Build a datastore of \((\text{key}, \text{value})\) pairs from training set hidden states.
At inference:
- Retrieve top-\(k\) nearest keys to current hidden state.
- Form probability distribution over next tokens from retrieved values.
- Interpolate with LM’s own distribution: \[ p_{\text{final}} = \lambda p_{\text{kNN}} + (1 - \lambda) p_{\text{LM}} \]
Pros: Improves rare word prediction.
Cons: High memory and compute cost for nearest neighbor search.

Treat retrieval as latent variable \(z\): \[ p(y|x) = \sum_{z} p(y|x, z) \, p(z|x) \]
Components:
- Neural retriever \(p(z|x)\).
- Knowledge-augmented encoder \(p(y|x, z)\).
Pretraining:
- Masked language modeling with retrieval.
- Retriever and encoder trained jointly.
- Index updated periodically; sum over \(z\) approximated with top-\(k\) retrieved docs.

Retrieve \(k\) nearest chunks for each input segment.
At intermediate Transformer layers, use cross-attention to attend to retrieved chunk embeddings.
Benefits:
- Scales to large corpora without increasing parametric memory.
- Achieves strong performance with fewer parameters than comparable LMs.

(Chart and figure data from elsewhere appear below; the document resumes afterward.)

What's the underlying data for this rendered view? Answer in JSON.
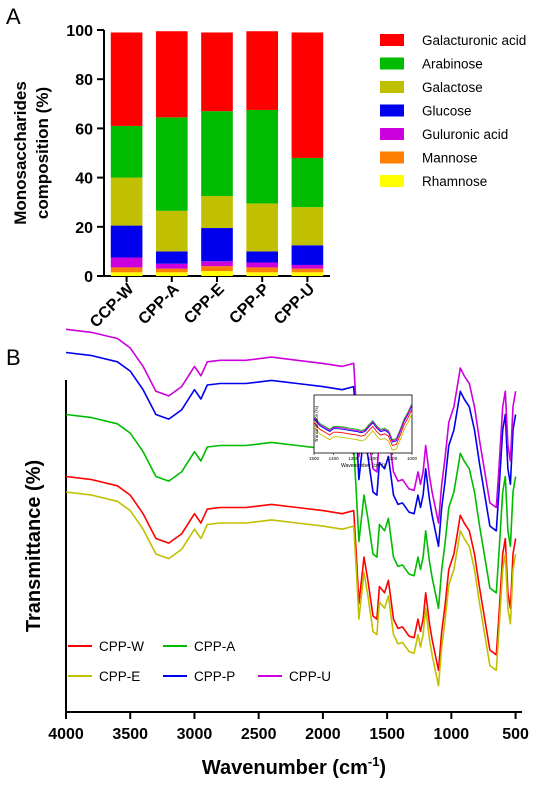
{
  "panels": [
    {
      "label": "A"
    },
    {
      "label": "B"
    }
  ],
  "chart_data": [
    {
      "type": "bar",
      "stacked": true,
      "ylabel": "Monosaccharides composition (%)",
      "ylabel_lines": [
        "Monosaccharides",
        "composition (%)"
      ],
      "ylim": [
        0,
        100
      ],
      "yticks": [
        0,
        20,
        40,
        60,
        80,
        100
      ],
      "categories": [
        "CCP-W",
        "CPP-A",
        "CPP-E",
        "CPP-P",
        "CPP-U"
      ],
      "legend_position": "right",
      "series": [
        {
          "name": "Rhamnose",
          "color": "#FFFF00",
          "values": [
            1.5,
            1.5,
            2.0,
            1.5,
            1.5
          ]
        },
        {
          "name": "Mannose",
          "color": "#FF8000",
          "values": [
            2.0,
            1.5,
            2.0,
            2.0,
            1.5
          ]
        },
        {
          "name": "Guluronic acid",
          "color": "#CC00DD",
          "values": [
            4.0,
            2.0,
            2.0,
            2.0,
            1.5
          ]
        },
        {
          "name": "Glucose",
          "color": "#0000EE",
          "values": [
            13.0,
            5.0,
            13.5,
            4.5,
            8.0
          ]
        },
        {
          "name": "Galactose",
          "color": "#C0C000",
          "values": [
            19.5,
            16.5,
            13.0,
            19.5,
            15.5
          ]
        },
        {
          "name": "Arabinose",
          "color": "#00BB00",
          "values": [
            21.0,
            38.0,
            34.5,
            38.0,
            20.0
          ]
        },
        {
          "name": "Galacturonic acid",
          "color": "#FF0000",
          "values": [
            38.0,
            35.0,
            32.0,
            32.0,
            51.0
          ]
        }
      ]
    },
    {
      "type": "line",
      "xlabel": "Wavenumber (cm",
      "xlabel_sup": "-1",
      "xlabel_close": ")",
      "ylabel": "Transmittance (%)",
      "xlim": [
        4000,
        450
      ],
      "xticks": [
        4000,
        3500,
        3000,
        2500,
        2000,
        1500,
        1000,
        500
      ],
      "yticks_shown": false,
      "legend_position": "bottom-left",
      "series": [
        {
          "name": "CPP-W",
          "color": "#FF0000",
          "offset": 0,
          "x": [
            4000,
            3800,
            3600,
            3500,
            3400,
            3300,
            3200,
            3100,
            3000,
            2950,
            2900,
            2800,
            2600,
            2400,
            2200,
            2000,
            1850,
            1760,
            1740,
            1720,
            1680,
            1650,
            1610,
            1580,
            1560,
            1520,
            1490,
            1450,
            1415,
            1380,
            1330,
            1290,
            1260,
            1240,
            1220,
            1200,
            1170,
            1150,
            1100,
            1075,
            1050,
            1020,
            980,
            950,
            930,
            900,
            860,
            820,
            780,
            700,
            650,
            630,
            600,
            580,
            560,
            540,
            520,
            500
          ],
          "y": [
            70,
            68,
            64,
            58,
            46,
            30,
            27,
            33,
            46,
            40,
            49,
            50,
            50,
            52,
            50,
            48,
            46,
            48,
            20,
            -12,
            18,
            3,
            -20,
            -22,
            -1,
            -5,
            3,
            -22,
            -28,
            -27,
            -33,
            -34,
            -22,
            -30,
            -22,
            -5,
            -25,
            -35,
            -55,
            -30,
            -14,
            10,
            20,
            35,
            45,
            40,
            35,
            20,
            -2,
            -42,
            -45,
            -20,
            20,
            30,
            -5,
            -15,
            20,
            30
          ]
        },
        {
          "name": "CPP-A",
          "color": "#00BB00",
          "offset": 40,
          "x": [
            4000,
            3800,
            3600,
            3500,
            3400,
            3300,
            3200,
            3100,
            3000,
            2950,
            2900,
            2800,
            2600,
            2400,
            2200,
            2000,
            1850,
            1760,
            1740,
            1720,
            1680,
            1650,
            1610,
            1580,
            1560,
            1520,
            1490,
            1450,
            1415,
            1380,
            1330,
            1290,
            1260,
            1240,
            1220,
            1200,
            1170,
            1150,
            1100,
            1075,
            1050,
            1020,
            980,
            950,
            930,
            900,
            860,
            820,
            780,
            700,
            650,
            630,
            600,
            580,
            560,
            540,
            520,
            500
          ],
          "y": [
            70,
            68,
            64,
            58,
            46,
            30,
            27,
            33,
            46,
            40,
            49,
            50,
            50,
            52,
            50,
            48,
            46,
            48,
            20,
            -12,
            18,
            3,
            -20,
            -22,
            -1,
            -5,
            3,
            -22,
            -28,
            -27,
            -33,
            -34,
            -22,
            -30,
            -22,
            -5,
            -25,
            -35,
            -55,
            -30,
            -14,
            10,
            20,
            35,
            45,
            40,
            35,
            20,
            -2,
            -42,
            -45,
            -20,
            20,
            30,
            -5,
            -15,
            20,
            30
          ]
        },
        {
          "name": "CPP-E",
          "color": "#C0C000",
          "offset": -10,
          "x": [
            4000,
            3800,
            3600,
            3500,
            3400,
            3300,
            3200,
            3100,
            3000,
            2950,
            2900,
            2800,
            2600,
            2400,
            2200,
            2000,
            1850,
            1760,
            1740,
            1720,
            1680,
            1650,
            1610,
            1580,
            1560,
            1520,
            1490,
            1450,
            1415,
            1380,
            1330,
            1290,
            1260,
            1240,
            1220,
            1200,
            1170,
            1150,
            1100,
            1075,
            1050,
            1020,
            980,
            950,
            930,
            900,
            860,
            820,
            780,
            700,
            650,
            630,
            600,
            580,
            560,
            540,
            520,
            500
          ],
          "y": [
            70,
            68,
            64,
            58,
            46,
            30,
            27,
            33,
            46,
            40,
            49,
            50,
            50,
            52,
            50,
            48,
            46,
            48,
            20,
            -12,
            18,
            3,
            -20,
            -22,
            -1,
            -5,
            3,
            -22,
            -28,
            -27,
            -33,
            -34,
            -22,
            -30,
            -22,
            -5,
            -25,
            -35,
            -55,
            -30,
            -14,
            10,
            20,
            35,
            45,
            40,
            35,
            20,
            -2,
            -42,
            -45,
            -20,
            20,
            30,
            -5,
            -15,
            20,
            30
          ]
        },
        {
          "name": "CPP-P",
          "color": "#0000EE",
          "offset": 80,
          "x": [
            4000,
            3800,
            3600,
            3500,
            3400,
            3300,
            3200,
            3100,
            3000,
            2950,
            2900,
            2800,
            2600,
            2400,
            2200,
            2000,
            1850,
            1760,
            1740,
            1720,
            1680,
            1650,
            1610,
            1580,
            1560,
            1520,
            1490,
            1450,
            1415,
            1380,
            1330,
            1290,
            1260,
            1240,
            1220,
            1200,
            1170,
            1150,
            1100,
            1075,
            1050,
            1020,
            980,
            950,
            930,
            900,
            860,
            820,
            780,
            700,
            650,
            630,
            600,
            580,
            560,
            540,
            520,
            500
          ],
          "y": [
            70,
            68,
            64,
            58,
            46,
            30,
            27,
            33,
            46,
            40,
            49,
            50,
            50,
            52,
            50,
            48,
            46,
            48,
            20,
            -12,
            18,
            3,
            -20,
            -22,
            -1,
            -5,
            3,
            -22,
            -28,
            -27,
            -33,
            -34,
            -22,
            -30,
            -22,
            -5,
            -25,
            -35,
            -55,
            -30,
            -14,
            10,
            20,
            35,
            45,
            40,
            35,
            20,
            -2,
            -42,
            -45,
            -20,
            20,
            30,
            -5,
            -15,
            20,
            30
          ]
        },
        {
          "name": "CPP-U",
          "color": "#CC00DD",
          "offset": 95,
          "x": [
            4000,
            3800,
            3600,
            3500,
            3400,
            3300,
            3200,
            3100,
            3000,
            2950,
            2900,
            2800,
            2600,
            2400,
            2200,
            2000,
            1850,
            1760,
            1740,
            1720,
            1680,
            1650,
            1610,
            1580,
            1560,
            1520,
            1490,
            1450,
            1415,
            1380,
            1330,
            1290,
            1260,
            1240,
            1220,
            1200,
            1170,
            1150,
            1100,
            1075,
            1050,
            1020,
            980,
            950,
            930,
            900,
            860,
            820,
            780,
            700,
            650,
            630,
            600,
            580,
            560,
            540,
            520,
            500
          ],
          "y": [
            70,
            68,
            64,
            58,
            46,
            30,
            27,
            33,
            46,
            40,
            49,
            50,
            50,
            52,
            50,
            48,
            46,
            48,
            20,
            -12,
            18,
            3,
            -20,
            -22,
            -1,
            -5,
            3,
            -22,
            -28,
            -27,
            -33,
            -34,
            -22,
            -30,
            -22,
            -5,
            -25,
            -35,
            -55,
            -30,
            -14,
            10,
            20,
            35,
            45,
            40,
            35,
            20,
            -2,
            -42,
            -45,
            -20,
            20,
            30,
            -5,
            -15,
            20,
            30
          ]
        }
      ],
      "inset": {
        "type": "line",
        "xlabel": "Wavenumber (cm",
        "xlabel_sup": "-1",
        "xlabel_close": ")",
        "ylabel": "Transmittance (%)",
        "xlim": [
          1500,
          1000
        ],
        "xticks": [
          1500,
          1400,
          1300,
          1200,
          1100,
          1000
        ],
        "series_colors": [
          "#FF0000",
          "#00BB00",
          "#C0C000",
          "#0000EE",
          "#CC00DD"
        ],
        "x": [
          1500,
          1470,
          1440,
          1420,
          1400,
          1380,
          1350,
          1320,
          1300,
          1280,
          1260,
          1240,
          1220,
          1200,
          1180,
          1160,
          1140,
          1120,
          1100,
          1080,
          1060,
          1040,
          1020,
          1000
        ],
        "y": [
          62,
          50,
          44,
          40,
          45,
          45,
          44,
          42,
          41,
          40,
          38,
          40,
          48,
          55,
          46,
          40,
          42,
          38,
          22,
          24,
          40,
          58,
          70,
          85
        ],
        "offsets": [
          -6,
          4,
          -14,
          0,
          2
        ]
      }
    }
  ]
}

No consensus on optimal retriever–reader integration (early vs late fusion, cross-attention vs concatenation).
Multi-step retrieval needed for complex reasoning and multi-hop QA.
Dense retrievers require large, high-quality training data; domain adaptation remains challenging.
Retrieval adds inference overhead; efficient ANN search and caching are active research areas.
Need better benchmarks for factuality, attribution, and reasoning in RALMs.